China has to push reforms in the pricing of resources and levy charges to protect the environment, which could increase the costs to enterprises and eventually to consumers, Peng Sen, vice chairman of the National Development and Reform Commission, said in remarks published yesterday on the central government's website.
"However, as long as the rise in prices can be controlled within a reasonable range that is notably lower than the rate of economic expansion and income growth, such a controlled and mild increase will be acceptable to society," Peng said.
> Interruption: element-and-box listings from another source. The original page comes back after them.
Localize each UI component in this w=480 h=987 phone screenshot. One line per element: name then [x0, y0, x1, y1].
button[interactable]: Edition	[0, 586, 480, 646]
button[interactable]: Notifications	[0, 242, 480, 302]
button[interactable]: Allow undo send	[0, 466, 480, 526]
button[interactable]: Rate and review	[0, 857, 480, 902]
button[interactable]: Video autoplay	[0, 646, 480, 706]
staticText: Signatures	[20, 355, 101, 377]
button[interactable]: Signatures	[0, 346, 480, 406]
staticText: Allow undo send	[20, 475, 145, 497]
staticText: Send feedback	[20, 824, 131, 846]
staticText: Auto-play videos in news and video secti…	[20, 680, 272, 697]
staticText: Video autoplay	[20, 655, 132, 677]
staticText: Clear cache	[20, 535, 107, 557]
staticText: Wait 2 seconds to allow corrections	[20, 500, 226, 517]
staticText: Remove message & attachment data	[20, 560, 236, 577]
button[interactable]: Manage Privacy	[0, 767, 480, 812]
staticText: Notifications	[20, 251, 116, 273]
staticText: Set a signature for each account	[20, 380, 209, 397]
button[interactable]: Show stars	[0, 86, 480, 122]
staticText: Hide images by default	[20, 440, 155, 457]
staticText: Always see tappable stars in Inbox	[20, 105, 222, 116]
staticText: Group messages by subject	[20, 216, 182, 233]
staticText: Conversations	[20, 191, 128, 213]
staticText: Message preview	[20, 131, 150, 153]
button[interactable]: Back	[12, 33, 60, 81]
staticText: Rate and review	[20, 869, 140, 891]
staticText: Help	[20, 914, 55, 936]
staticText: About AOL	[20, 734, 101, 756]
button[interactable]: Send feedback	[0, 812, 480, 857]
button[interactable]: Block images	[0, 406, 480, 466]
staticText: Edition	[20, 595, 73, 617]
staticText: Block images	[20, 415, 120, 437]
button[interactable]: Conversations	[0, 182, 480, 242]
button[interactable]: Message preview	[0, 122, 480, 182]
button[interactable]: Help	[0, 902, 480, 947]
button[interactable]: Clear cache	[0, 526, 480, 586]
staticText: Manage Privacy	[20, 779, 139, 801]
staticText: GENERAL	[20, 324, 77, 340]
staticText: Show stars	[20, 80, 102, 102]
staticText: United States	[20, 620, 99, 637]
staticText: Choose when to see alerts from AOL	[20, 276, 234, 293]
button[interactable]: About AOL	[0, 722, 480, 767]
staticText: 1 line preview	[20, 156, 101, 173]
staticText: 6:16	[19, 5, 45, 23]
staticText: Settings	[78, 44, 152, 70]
China's Consumer Price Index, the main gauge of inflation, rose 3.6 percent in March from a year earlier, accelerating from a 3.2 percent increase in February. The March reading was higher than expected partly because of higher food costs. The higher inflation made it harder for the government to adopt stimulus measures needed to forestall a hard landing in the world's second-largest economy.
Premier Wen Jiabao last month set a 4 percent target for inflation this year, which some economists said is higher than expected and could offer room for more reforms in energy and utility pricing, which may see higher bills for petrol, electricity and gas.
Peng's remarks also came at a time when Chinese consumers are facing a new round of price increases in daily necessities.